¹⁶ Pitié-Salpétriêre Hospital, APHP, Paris, France.
¹⁷ Institute for Immunodeficiency, Center for Chronic Immunodeficiency, Medical Center, University of Freiburg, Faculty of Medicine, University of Freiburg, Freiburg, Germany, and Centre for Biobanking, Freiburg, Germany.
¹⁸ HOPITAL TROUSSEAU, PARIS, France.
¹⁹ CHU hautepierre, Strasbourg, France.
²⁰ Medical University Graz, University Clinics of Pediatrics and Adolescent Medicine, GRAZ, Austria.
²¹ Goethe University Frankfurt, Frankfurt a.
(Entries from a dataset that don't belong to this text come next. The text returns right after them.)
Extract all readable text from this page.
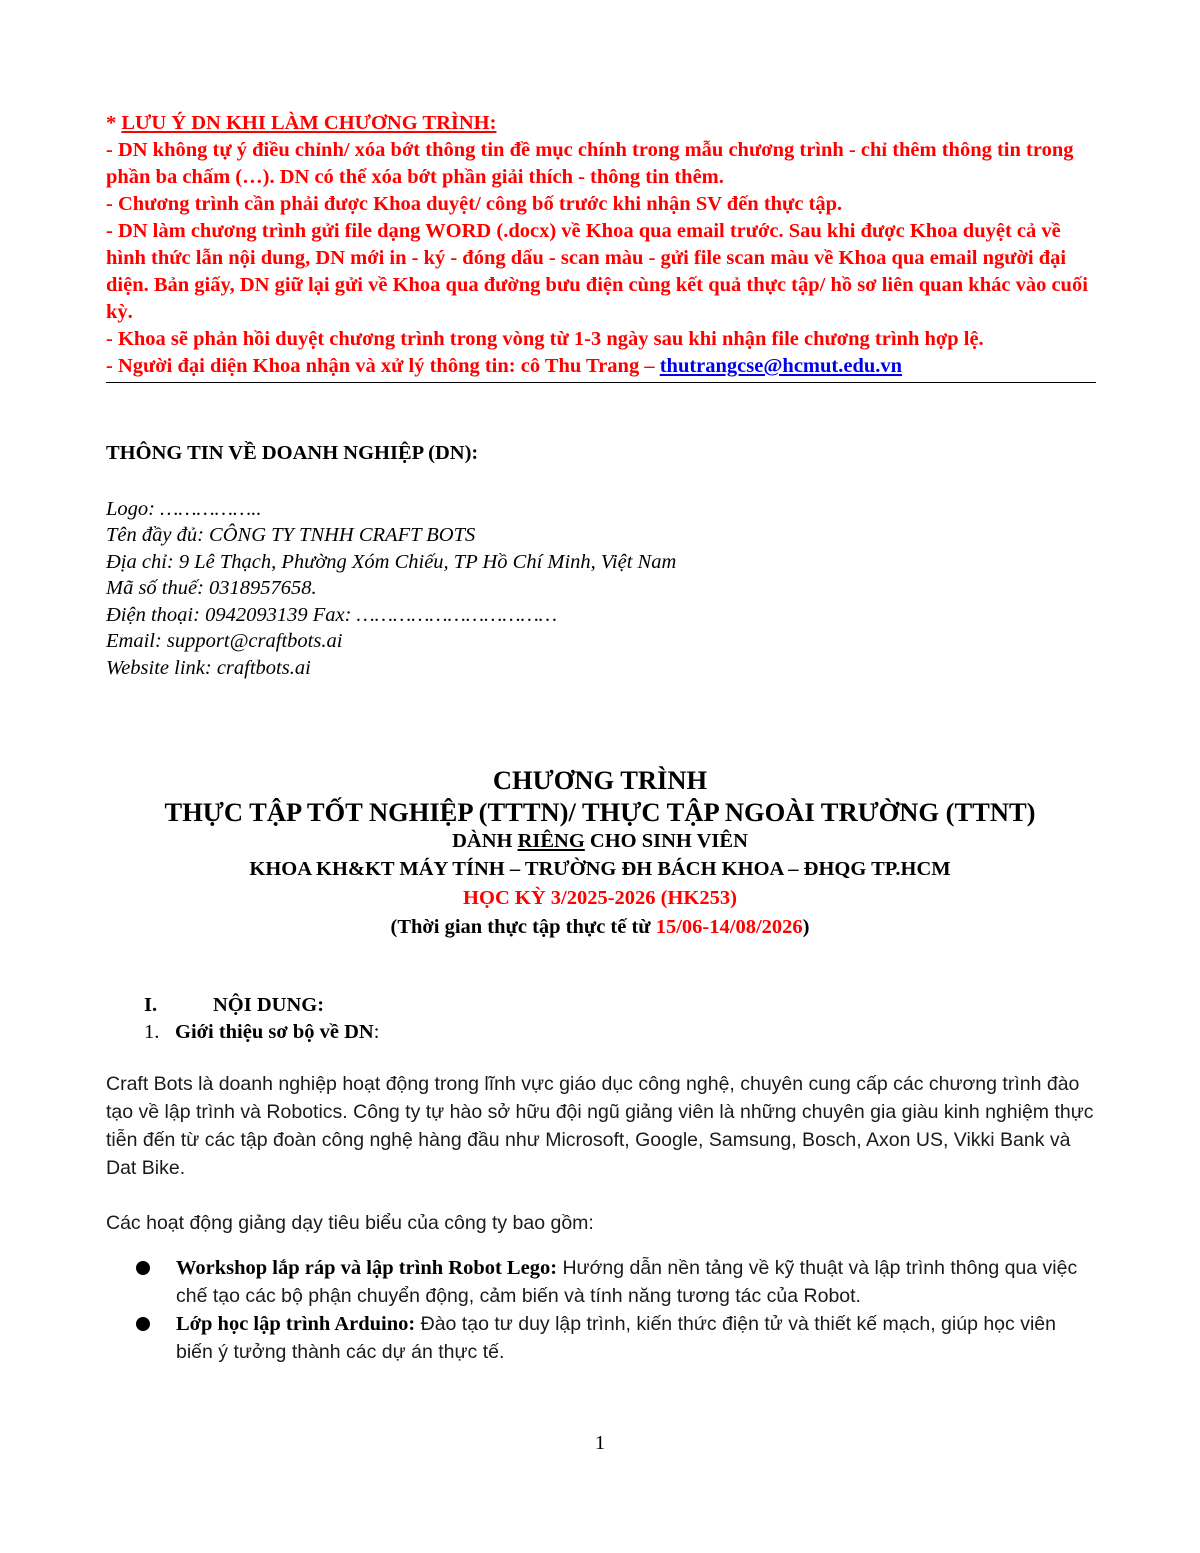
* LƯU Ý DN KHI LÀM CHƯƠNG TRÌNH:

- DN không tự ý điều chỉnh/ xóa bớt thông tin đề mục chính trong mẫu chương trình - chỉ thêm thông tin trong phần ba chấm (…). DN có thể xóa bớt phần giải thích - thông tin thêm.

- Chương trình cần phải được Khoa duyệt/ công bố trước khi nhận SV đến thực tập.

- DN làm chương trình gửi file dạng WORD (.docx) về Khoa qua email trước. Sau khi được Khoa duyệt cả về hình thức lẫn nội dung, DN mới in - ký - đóng dấu - scan màu - gửi file scan màu về Khoa qua email người đại diện. Bản giấy, DN giữ lại gửi về Khoa qua đường bưu điện cùng kết quả thực tập/ hồ sơ liên quan khác vào cuối kỳ.

- Khoa sẽ phản hồi duyệt chương trình trong vòng từ 1-3 ngày sau khi nhận file chương trình hợp lệ.

- Người đại diện Khoa nhận và xử lý thông tin: cô Thu Trang – thutrangcse@hcmut.edu.vn

THÔNG TIN VỀ DOANH NGHIỆP (DN):
Logo: ……………..
Tên đầy đủ: CÔNG TY TNHH CRAFT BOTS
Địa chỉ: 9 Lê Thạch, Phường Xóm Chiếu, TP Hồ Chí Minh, Việt Nam
Mã số thuế: 0318957658.
Điện thoại: 0942093139 Fax: ……………………………
Email: support@craftbots.ai
Website link: craftbots.ai
CHƯƠNG TRÌNH
THỰC TẬP TỐT NGHIỆP (TTTN)/ THỰC TẬP NGOÀI TRƯỜNG (TTNT)
DÀNH RIÊNG CHO SINH VIÊN
KHOA KH&KT MÁY TÍNH – TRƯỜNG ĐH BÁCH KHOA – ĐHQG TP.HCM
HỌC KỲ 3/2025-2026 (HK253)
(Thời gian thực tập thực tế từ 15/06-14/08/2026)
I.	NỘI DUNG:
1. Giới thiệu sơ bộ về DN:

Craft Bots là doanh nghiệp hoạt động trong lĩnh vực giáo dục công nghệ, chuyên cung cấp các chương trình đào tạo về lập trình và Robotics. Công ty tự hào sở hữu đội ngũ giảng viên là những chuyên gia giàu kinh nghiệm thực tiễn đến từ các tập đoàn công nghệ hàng đầu như Microsoft, Google, Samsung, Bosch, Axon US, Vikki Bank và Dat Bike.

Các hoạt động giảng dạy tiêu biểu của công ty bao gồm:

Workshop lắp ráp và lập trình Robot Lego: Hướng dẫn nền tảng về kỹ thuật và lập trình thông qua việc chế tạo các bộ phận chuyển động, cảm biến và tính năng tương tác của Robot.
Lớp học lập trình Arduino: Đào tạo tư duy lập trình, kiến thức điện tử và thiết kế mạch, giúp học viên biến ý tưởng thành các dự án thực tế.
1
Main, Germany.
²² Dr. von Hauner Children's Hospital, University Hospital, LMU Munich, Munich, Germany.
²³ Hospital Necker-Enfants Malades, Assistance Publique-Hospitaux de Paris, INSERM, paris, France.
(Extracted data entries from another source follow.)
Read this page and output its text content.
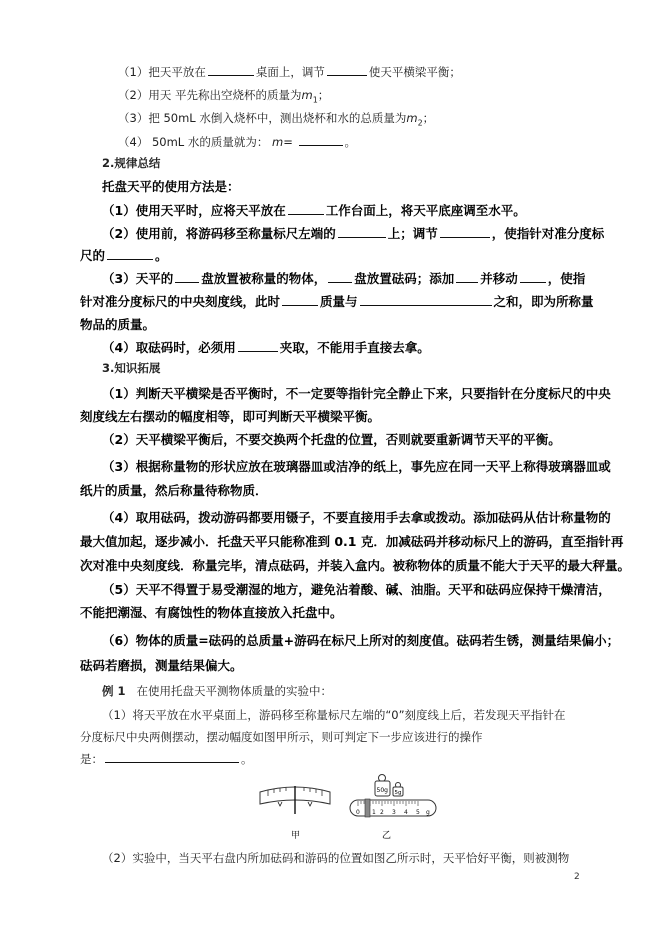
（1）把天平放在	桌面上，调节	使天平横梁平衡；
（2）用天 平先称出空烧杯的质量为$m_1$；
（3）把 50mL 水倒入烧杯中，测出烧杯和水的总质量为$m_2$；
（4） 50mL 水的质量就为： m=	。
2.规律总结
托盘天平的使用方法是：
（1）使用天平时，应将天平放在	工作台面上，将天平底座调至水平。
（2）使用前，将游码移至称量标尺左端的	上；调节	，使指针对准分度标
尺的	。
（3）天平的 盘放置被称量的物体， 盘放置砝码；添加 并移动 ，使指
针对准分度标尺的中央刻度线，此时	质量与	之和，即为所称量
物品的质量。
（4）取砝码时，必须用	夹取，不能用手直接去拿。
3.知识拓展
（1）判断天平横梁是否平衡时，不一定要等指针完全静止下来，只要指针在分度标尺的中央
刻度线左右摆动的幅度相等，即可判断天平横梁平衡。
（2）天平横梁平衡后，不要交换两个托盘的位置，否则就要重新调节天平的平衡。
（3）根据称量物的形状应放在玻璃器皿或洁净的纸上，事先应在同一天平上称得玻璃器皿或
纸片的质量，然后称量待称物质．
（4）取用砝码，拨动游码都要用镊子，不要直接用手去拿或拨动。添加砝码从估计称量物的
最大值加起，逐步减小．托盘天平只能称准到 0.1 克．加减砝码并移动标尺上的游码，直至指针再
次对准中央刻度线．称量完毕，清点砝码，并装入盒内。被称物体的质量不能大于天平的最大秤量。
（5）天平不得置于易受潮湿的地方，避免沾着酸、碱、油脂。天平和砝码应保持干燥清洁，
不能把潮湿、有腐蚀性的物体直接放入托盘中。
（6）物体的质量=砝码的总质量+游码在标尺上所对的刻度值。砝码若生锈，测量结果偏小；
砝码若磨损，测量结果偏大。
例 1 在使用托盘天平测物体质量的实验中：
（1）将天平放在水平桌面上，游码移至称量标尺左端的“0”刻度线上后，若发现天平指针在
分度标尺中央两侧摆动，摆动幅度如图甲所示，则可判定下一步应该进行的操作
是：	。
甲
50g 5g
0 1 2 3 4 5 g
乙
（2）实验中，当天平右盘内所加砝码和游码的位置如图乙所示时，天平恰好平衡，则被测物
2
²⁴ Hopital Trousseau, Paris, France.

PMID: 39775668
DOI: 10.1182/bloodadvances.2024014344

Abstract

JAGN1 (Jagunal-homolog1) is a ER-resident transmembrane protein which is part of the early secretory pathway and granulocyte colony-stimulating factor receptor mediated signaling. Autosomal recessively inherited variants in the JAGN1 gene lead to congenital neutropenia, early-onset bacterial infections, aphthosis and skin abscesses due to aberrant differentiation and maturation of neutrophils. In addition, bone metabolism disorders and a syndromic phenotype, including facial features, short stature and neurodevelopmental delay, have been reported in affected patients. Allogeneic hematopoietic stem cell transplantation (alloHSCT) is a treatment option for patients who respond poorly to therapy with colony-stimulating factors (GM-CSF, G-CSF) and those who suffer from complicated infections despite treatment. In a retrospective multicenter study by EBMT IEWP in close collaboration with ESID and the French Neutropenia registry, data from 32 patients with JAGN1 deficiency were collected to describe the natural course of the disease, perform a phenotype-genotype analysis and evaluate the responses to various treatment modalities. Patients presented with nine distinct homozygous mutations in JAGN1. All patients experienced early-onset infectious complications. Twelve patients presented a syndromic phenotype with short stature and facial features. Neurodevelopmental delay was observed only in four patients from three families. The most common variant c.3G>A p.Met1, found in nine patients in our cohort was never connected to extramedullary symptoms except for a short stature in one patient, whereas patients with the variants c.63G>T, p.Glu21Asp and c130c>T p.His44 Tyr presented more often with syndromic facial features and bone metabolism disorders. Six patients received allogeneic stem cell transplantation due to therapy-refractory neutropenia and severe infections, and one received the graft because of myelodysplastic syndrome (MDS) and secondary acute myeloid leukemia (AML). Two patients had to undergo a second transplantation because of autologous reconstitution despite receiving myeloablative regimens. One untransplanted patient died at the age of five years due to pancolitis and septicemia. All 31 other patients were reported to be alive and healthy at the last follow-up under supportive care.